If you treat this as an equation, you want to increase: % of people that 'Get' what you do (off the bat), and % of instances people can easily recall your name, the next time they have that problem you solve.

1 comments

I'd be interested in any kind of study that demonstrated that rigorously, but I'm pretty skeptical by default. Most consumer brands I can think of are completely meaningless taken on their own, and to the extent they mean anything, it's not even the right thing. What does a "Wal" Mart sell? What do I buy at a "McDonald's"? IKEA?! Is "Siemens" a German condom company? Is a "Safeway" a shelter for victims of violence?
http://isbm.smeal.psu.edu/library/working-paper-articles/199...

http://www.sciencedirect.com/science/article/pii/S0148296304...

Consequently naming is not the end all be all of branding.
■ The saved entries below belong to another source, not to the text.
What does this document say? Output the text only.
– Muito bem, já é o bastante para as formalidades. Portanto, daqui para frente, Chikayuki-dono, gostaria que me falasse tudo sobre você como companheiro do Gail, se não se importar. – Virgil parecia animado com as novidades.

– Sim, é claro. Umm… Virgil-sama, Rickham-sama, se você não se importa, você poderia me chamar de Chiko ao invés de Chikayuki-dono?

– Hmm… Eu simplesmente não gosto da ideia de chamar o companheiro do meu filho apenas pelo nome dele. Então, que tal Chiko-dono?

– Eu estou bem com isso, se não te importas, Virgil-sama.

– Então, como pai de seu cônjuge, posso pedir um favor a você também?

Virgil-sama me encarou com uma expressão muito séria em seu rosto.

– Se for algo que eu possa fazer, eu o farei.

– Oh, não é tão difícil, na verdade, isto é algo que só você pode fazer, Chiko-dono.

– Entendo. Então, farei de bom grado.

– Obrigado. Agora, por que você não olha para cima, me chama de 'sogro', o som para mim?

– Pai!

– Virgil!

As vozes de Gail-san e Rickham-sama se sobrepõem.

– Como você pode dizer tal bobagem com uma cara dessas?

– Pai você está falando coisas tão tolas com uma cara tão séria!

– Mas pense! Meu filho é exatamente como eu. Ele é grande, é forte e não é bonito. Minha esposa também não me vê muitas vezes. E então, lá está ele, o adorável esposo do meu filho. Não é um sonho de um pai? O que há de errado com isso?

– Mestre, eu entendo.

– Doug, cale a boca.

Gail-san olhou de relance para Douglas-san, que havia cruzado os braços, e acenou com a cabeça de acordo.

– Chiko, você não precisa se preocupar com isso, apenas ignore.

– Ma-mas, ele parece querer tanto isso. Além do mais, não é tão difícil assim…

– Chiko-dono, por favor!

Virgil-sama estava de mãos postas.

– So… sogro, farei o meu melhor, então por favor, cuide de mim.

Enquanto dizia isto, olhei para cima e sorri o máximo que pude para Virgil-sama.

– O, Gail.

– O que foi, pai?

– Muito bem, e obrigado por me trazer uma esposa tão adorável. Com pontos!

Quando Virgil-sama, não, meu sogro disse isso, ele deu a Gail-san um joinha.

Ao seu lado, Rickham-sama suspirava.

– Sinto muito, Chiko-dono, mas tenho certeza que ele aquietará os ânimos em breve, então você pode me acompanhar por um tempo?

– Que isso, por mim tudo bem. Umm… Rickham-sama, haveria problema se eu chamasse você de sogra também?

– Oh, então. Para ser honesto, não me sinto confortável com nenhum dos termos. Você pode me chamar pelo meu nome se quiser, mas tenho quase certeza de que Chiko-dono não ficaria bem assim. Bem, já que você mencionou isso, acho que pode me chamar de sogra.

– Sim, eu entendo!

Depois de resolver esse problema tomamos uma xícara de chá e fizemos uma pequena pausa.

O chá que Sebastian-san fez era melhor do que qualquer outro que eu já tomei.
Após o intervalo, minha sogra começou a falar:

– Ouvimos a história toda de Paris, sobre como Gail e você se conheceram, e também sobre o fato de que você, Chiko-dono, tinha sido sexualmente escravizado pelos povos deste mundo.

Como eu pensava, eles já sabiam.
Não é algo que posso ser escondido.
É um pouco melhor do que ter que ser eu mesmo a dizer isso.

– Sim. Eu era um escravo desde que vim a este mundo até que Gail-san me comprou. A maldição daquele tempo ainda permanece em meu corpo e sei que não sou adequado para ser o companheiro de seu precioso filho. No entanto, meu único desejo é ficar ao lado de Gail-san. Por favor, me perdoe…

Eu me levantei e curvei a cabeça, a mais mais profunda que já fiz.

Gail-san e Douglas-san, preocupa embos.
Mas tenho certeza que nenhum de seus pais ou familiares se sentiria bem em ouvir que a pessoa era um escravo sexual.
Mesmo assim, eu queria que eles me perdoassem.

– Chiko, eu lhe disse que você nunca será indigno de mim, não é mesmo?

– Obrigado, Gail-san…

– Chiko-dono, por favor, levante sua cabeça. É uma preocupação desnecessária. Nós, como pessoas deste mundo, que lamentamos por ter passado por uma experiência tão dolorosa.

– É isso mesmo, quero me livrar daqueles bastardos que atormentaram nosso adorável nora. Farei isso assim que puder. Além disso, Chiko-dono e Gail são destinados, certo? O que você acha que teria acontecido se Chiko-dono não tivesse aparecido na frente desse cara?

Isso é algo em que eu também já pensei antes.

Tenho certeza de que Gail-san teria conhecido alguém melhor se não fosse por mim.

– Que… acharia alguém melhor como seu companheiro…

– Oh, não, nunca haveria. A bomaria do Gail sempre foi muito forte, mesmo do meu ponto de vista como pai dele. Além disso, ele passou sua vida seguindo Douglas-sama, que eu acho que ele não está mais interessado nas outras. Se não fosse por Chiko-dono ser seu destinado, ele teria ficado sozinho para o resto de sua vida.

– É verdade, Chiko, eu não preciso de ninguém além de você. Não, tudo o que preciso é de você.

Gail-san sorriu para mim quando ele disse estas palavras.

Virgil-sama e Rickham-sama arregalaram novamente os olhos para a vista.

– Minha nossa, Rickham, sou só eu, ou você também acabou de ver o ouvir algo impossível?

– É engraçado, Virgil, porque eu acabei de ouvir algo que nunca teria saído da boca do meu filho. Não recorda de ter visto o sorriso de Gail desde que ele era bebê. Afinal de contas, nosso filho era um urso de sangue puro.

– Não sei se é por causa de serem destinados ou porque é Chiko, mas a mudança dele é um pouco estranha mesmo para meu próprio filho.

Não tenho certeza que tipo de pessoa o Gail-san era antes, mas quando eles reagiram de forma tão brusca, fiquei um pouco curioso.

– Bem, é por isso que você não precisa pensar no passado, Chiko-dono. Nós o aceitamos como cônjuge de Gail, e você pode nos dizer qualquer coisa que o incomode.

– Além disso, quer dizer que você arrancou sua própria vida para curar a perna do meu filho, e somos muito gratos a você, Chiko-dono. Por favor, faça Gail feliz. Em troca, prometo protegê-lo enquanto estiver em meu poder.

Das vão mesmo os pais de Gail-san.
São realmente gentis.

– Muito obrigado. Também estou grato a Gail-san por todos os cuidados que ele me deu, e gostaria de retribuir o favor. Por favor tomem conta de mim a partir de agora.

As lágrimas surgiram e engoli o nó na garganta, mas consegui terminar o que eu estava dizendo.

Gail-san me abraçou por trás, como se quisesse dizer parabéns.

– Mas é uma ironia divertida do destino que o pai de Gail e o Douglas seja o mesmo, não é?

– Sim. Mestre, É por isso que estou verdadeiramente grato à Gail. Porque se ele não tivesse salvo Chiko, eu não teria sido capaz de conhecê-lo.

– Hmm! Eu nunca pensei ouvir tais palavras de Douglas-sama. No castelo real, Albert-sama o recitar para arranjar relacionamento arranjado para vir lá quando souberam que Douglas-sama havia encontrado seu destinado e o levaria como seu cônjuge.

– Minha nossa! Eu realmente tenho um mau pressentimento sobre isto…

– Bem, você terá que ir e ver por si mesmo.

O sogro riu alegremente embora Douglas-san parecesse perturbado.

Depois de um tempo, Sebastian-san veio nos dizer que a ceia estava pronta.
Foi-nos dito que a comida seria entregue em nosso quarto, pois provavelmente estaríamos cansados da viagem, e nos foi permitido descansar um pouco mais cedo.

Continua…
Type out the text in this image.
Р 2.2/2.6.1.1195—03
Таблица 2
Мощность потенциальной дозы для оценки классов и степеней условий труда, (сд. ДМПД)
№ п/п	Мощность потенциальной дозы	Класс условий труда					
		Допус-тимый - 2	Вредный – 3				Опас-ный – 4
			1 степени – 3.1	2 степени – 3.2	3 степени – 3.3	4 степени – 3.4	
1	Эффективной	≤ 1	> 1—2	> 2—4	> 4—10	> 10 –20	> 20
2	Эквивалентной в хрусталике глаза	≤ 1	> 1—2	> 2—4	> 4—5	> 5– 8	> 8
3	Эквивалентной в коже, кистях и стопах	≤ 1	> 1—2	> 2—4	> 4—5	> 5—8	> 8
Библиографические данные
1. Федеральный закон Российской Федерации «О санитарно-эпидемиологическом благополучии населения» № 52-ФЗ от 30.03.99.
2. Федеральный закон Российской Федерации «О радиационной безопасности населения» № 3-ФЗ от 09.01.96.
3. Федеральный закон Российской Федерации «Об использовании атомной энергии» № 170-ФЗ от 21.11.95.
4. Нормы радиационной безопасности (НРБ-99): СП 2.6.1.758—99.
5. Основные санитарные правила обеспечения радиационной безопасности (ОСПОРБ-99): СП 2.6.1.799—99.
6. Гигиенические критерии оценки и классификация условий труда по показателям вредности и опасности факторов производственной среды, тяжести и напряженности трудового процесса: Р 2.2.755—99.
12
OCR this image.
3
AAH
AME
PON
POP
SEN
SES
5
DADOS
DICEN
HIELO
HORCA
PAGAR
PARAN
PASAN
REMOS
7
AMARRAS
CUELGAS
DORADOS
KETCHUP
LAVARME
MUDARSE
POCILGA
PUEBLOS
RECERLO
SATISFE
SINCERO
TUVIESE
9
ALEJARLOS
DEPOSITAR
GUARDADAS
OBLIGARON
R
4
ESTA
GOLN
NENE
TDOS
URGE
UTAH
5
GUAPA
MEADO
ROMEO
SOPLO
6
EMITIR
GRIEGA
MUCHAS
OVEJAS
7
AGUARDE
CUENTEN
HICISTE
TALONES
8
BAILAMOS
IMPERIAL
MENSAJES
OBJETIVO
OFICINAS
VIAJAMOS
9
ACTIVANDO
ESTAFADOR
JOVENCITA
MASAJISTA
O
But studies have shown that a name's: connotations, imagery, and ability to generate "top of mind awareness", has proven to generate equity and favorably move a company upwards in consumer preference ranking. This may be diluted at when a company reaches a certain critical mass.

But consider this: Why wouldn't you want a name that's expressive to: who you are, and what you do as a company? It makes you much easier to remember and talk about.

If you search brand name in google scholar there's many more interesting studies on this subject.

tldr: It's not everything but it certainly helps.